It's great to finally have something systems-related to post about amidst the endless bureaucracy that fills my days lately. Of course that means that — yup, you guessed it — something broke. But hey, that's what it's all about. Well, that and the fixing of said brokeness, of course.
So we recently discovered that our Windows clients were suddenly, and without explanation, able to greatly exceed their roaming profile quotas. In fact, looking at the roaming profile drive showed users with upwards of 25 GBs in their roaming profiles, which have quota limits of 50 MB. Not only that, but further testing revealed that Windows client machines wouldn't even complain if they went over quota. Any SMB connection to the roaming profile drive could exceed the quota limit without so much as a complaint from server or client. AFP worked. UNIX worked. But quotas were ignored over SMB. What the fuck?
For three days I've been trying to track this problem down, testing all sorts of quota scenarios and SMB configurations in between meetings and meetings and more meetings. Eventually, when I can't make headway on a problem, I start thinking it might just be a bug. So I started poking around in the Apple Discussions, and I found one and only one complaint of a similar nature: 10.4.8 Server with broken quotas on Windows. Had I recently done a system update that perhaps broke quotas?
So I started thinking about what in a system update could break such a thing. How do quotas work? There is no daemon. A colleague suggested that they were part of the kernel. Had I done anything that would have replaced the kernel in the last month or two?
The answer was yes. Over the winter break I had decided to update the server to version 10.4.8. Upon realizing this I began to strongly suspect that Mac OS X Server 10.4.8 contained a bug that broke quotas over SMB. Fortunately, as is often my practice, I'd made a clone of my 10.4.7 server to a portable firewire drive before upgrading. Testing my theory would be a simple matter of booting off the clone.

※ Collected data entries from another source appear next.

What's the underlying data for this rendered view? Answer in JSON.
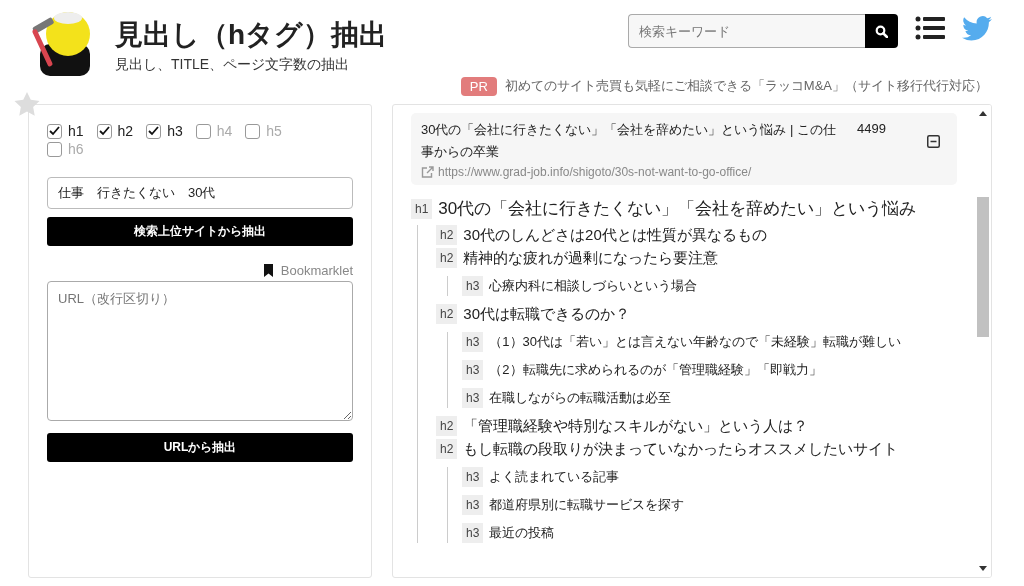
{
  "header": {
    "title": "見出し（hタグ）抽出",
    "subtitle": "見出し、TITLE、ページ文字数の抽出",
    "search": {
      "placeholder": "検索キーワード"
    }
  },
  "ad": {
    "badge": "PR",
    "text": "初めてのサイト売買も気軽にご相談できる「ラッコM&A」（サイト移行代行対応）"
  },
  "form": {
    "levels": [
      {
        "label": "h1",
        "checked": true
      },
      {
        "label": "h2",
        "checked": true
      },
      {
        "label": "h3",
        "checked": true
      },
      {
        "label": "h4",
        "checked": false
      },
      {
        "label": "h5",
        "checked": false
      },
      {
        "label": "h6",
        "checked": false
      }
    ],
    "keyword": {
      "value": "仕事　行きたくない　30代"
    },
    "search_button": "検索上位サイトから抽出",
    "bookmarklet": "Bookmarklet",
    "urls": {
      "placeholder": "URL（改行区切り）"
    },
    "url_button": "URLから抽出"
  },
  "result": {
    "title": "30代の「会社に行きたくない」「会社を辞めたい」という悩み | この仕事からの卒業",
    "count": "4499",
    "url": "https://www.grad-job.info/shigoto/30s-not-want-to-go-office/",
    "expanded": true,
    "headings": [
      {
        "tag": "h1",
        "text": "30代の「会社に行きたくない」「会社を辞めたい」という悩み",
        "children": [
          {
            "tag": "h2",
            "text": "30代のしんどさは20代とは性質が異なるもの"
          },
          {
            "tag": "h2",
            "text": "精神的な疲れが過剰になったら要注意",
            "children": [
              {
                "tag": "h3",
                "text": "心療内科に相談しづらいという場合"
              }
            ]
          },
          {
            "tag": "h2",
            "text": "30代は転職できるのか？",
            "children": [
              {
                "tag": "h3",
                "text": "（1）30代は「若い」とは言えない年齢なので「未経験」転職が難しい"
              },
              {
                "tag": "h3",
                "text": "（2）転職先に求められるのが「管理職経験」「即戦力」"
              },
              {
                "tag": "h3",
                "text": "在職しながらの転職活動は必至"
              }
            ]
          },
          {
            "tag": "h2",
            "text": "「管理職経験や特別なスキルがない」という人は？"
          },
          {
            "tag": "h2",
            "text": "もし転職の段取りが決まっていなかったらオススメしたいサイト",
            "children": [
              {
                "tag": "h3",
                "text": "よく読まれている記事"
              },
              {
                "tag": "h3",
                "text": "都道府県別に転職サービスを探す"
              },
              {
                "tag": "h3",
                "text": "最近の投稿"
              }
            ]
          }
        ]
      }
    ]
  }
}
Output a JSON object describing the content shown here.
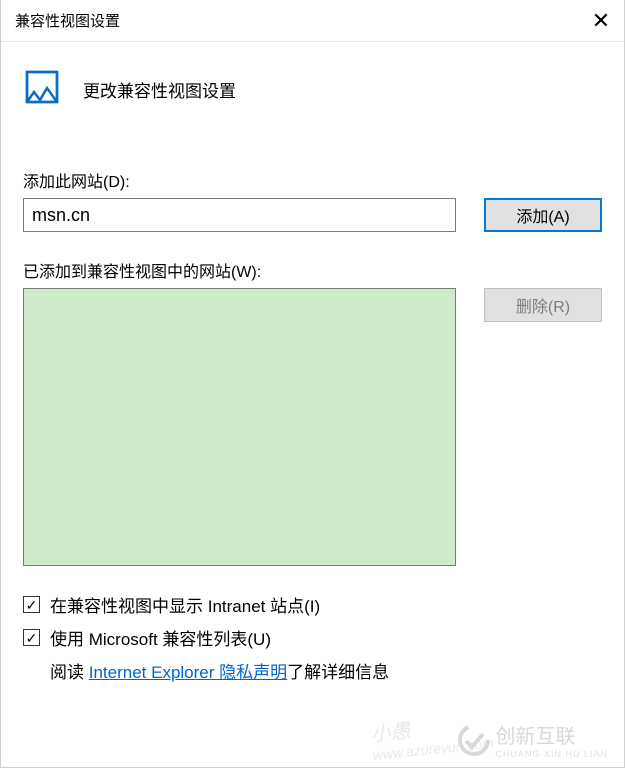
{
  "dialog": {
    "title": "兼容性视图设置",
    "header": "更改兼容性视图设置"
  },
  "add_section": {
    "label": "添加此网站(D):",
    "value": "msn.cn",
    "button": "添加(A)"
  },
  "list_section": {
    "label": "已添加到兼容性视图中的网站(W):",
    "remove_button": "删除(R)",
    "items": []
  },
  "options": {
    "intranet": {
      "checked": true,
      "label": "在兼容性视图中显示 Intranet 站点(I)"
    },
    "ms_list": {
      "checked": true,
      "label": "使用 Microsoft 兼容性列表(U)"
    }
  },
  "privacy": {
    "prefix": "阅读 ",
    "link": "Internet Explorer 隐私声明",
    "suffix": "了解详细信息"
  },
  "watermarks": {
    "left_line1": "小愚",
    "left_line2": "www.azureyun.com",
    "right_main": "创新互联",
    "right_sub": "CHUANG XIN HU LIAN"
  }
}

Sure enough, after booting from the clone, quotas began behaving properly on Windows clients again. Because I had the clone, reverting the 10.4.8 server back to 10.4.7 was a simple matter of cloning the contents of the firewire to the server's internal drive and rebooting. Voilà! Problem solved!
From now on I think I'll hold off on server updates unless I really, really need them. When it comes to servers, I think the old adage is best: If it ain't broke, don't fix it.